Second Temple period coins discovered from four year Jewish revolt against the Romans in Jerusalem; Historic discovery falls ahead of Passover and “Freedom of the Jewish people 2,000 years later”.
Coins dating back to the the Great Revolt were discovered in a cave near the Temple Mount in Jerusalem.
The 2,000 year-old coins were found as part of the Ophel excavation that started this year. Dozens of bronze and a few silver coins from the four-year Jewish revolt were recently found providing historic information to the events of that time.
The excavation is led by Dr. Eilat Mazar of the Institute of Archeology of the Hebrew University of Jerusalem and was funded by the Herbert W. Armstrong College of Edmond. The excavation is of the Ophel cave located under the Temple Mount’s southern wall.
The coins discovered were believed to have been hidden in the cave by residents of Jerusalem during the destruction of the Second Temple and final year of the revolt. Coins from the first year of the revolt read “For the freedom of Zion,” and coins from the final year of the revolt read “For the redemption/to save Zion,” depicting the timeline of events of the Roman’s siege of Jerusalem and destruction of its Temple.

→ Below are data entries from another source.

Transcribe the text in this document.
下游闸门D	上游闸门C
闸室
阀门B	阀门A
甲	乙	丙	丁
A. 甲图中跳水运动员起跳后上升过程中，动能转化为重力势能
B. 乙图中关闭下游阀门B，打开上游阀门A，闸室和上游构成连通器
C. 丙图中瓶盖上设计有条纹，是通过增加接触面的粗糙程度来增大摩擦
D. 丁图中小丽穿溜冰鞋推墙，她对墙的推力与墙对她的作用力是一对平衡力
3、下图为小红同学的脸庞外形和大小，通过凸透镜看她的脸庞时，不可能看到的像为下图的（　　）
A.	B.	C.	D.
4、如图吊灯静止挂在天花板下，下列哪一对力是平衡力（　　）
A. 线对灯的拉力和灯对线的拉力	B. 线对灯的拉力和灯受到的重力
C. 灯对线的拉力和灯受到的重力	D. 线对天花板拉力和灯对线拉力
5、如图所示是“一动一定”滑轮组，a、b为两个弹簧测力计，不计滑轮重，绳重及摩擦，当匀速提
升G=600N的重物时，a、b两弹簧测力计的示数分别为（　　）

The coins depict a goblet used in the Second Temple, as well as the four Biblical species of the Jewish holiday of Sukkot, the citron, palm, myrtle and willow.
Mazar explained the significance of the discovery just ahead of the Jewish celebration of Passover. She explained, “The discovery of dozens of coins in the center of ancient Jerusalem, bearing the inscription ‘to freedom/to save Zion,’ is of special importance during this period, when the Jewish state is preparing to celebrate Passover and the Freedom of the Jewish people 2,000 years later.”
Mazar and her team discovered a seal impression that may have belonged to the prophet Isaiah in February of this year. During one of her first excavations of Ophel in 1994, her team discovered a seal that was deciphered in 2015. The seal beared the name of King Hezekiah and read “Belonging to Hezekiah Ahaz King of Judah”.
The discovery was most significant, Mazar explained, as it was “the first time that a seal impression of an Israelite or Judean king has ever come to light in a scientific archaeological excavation.”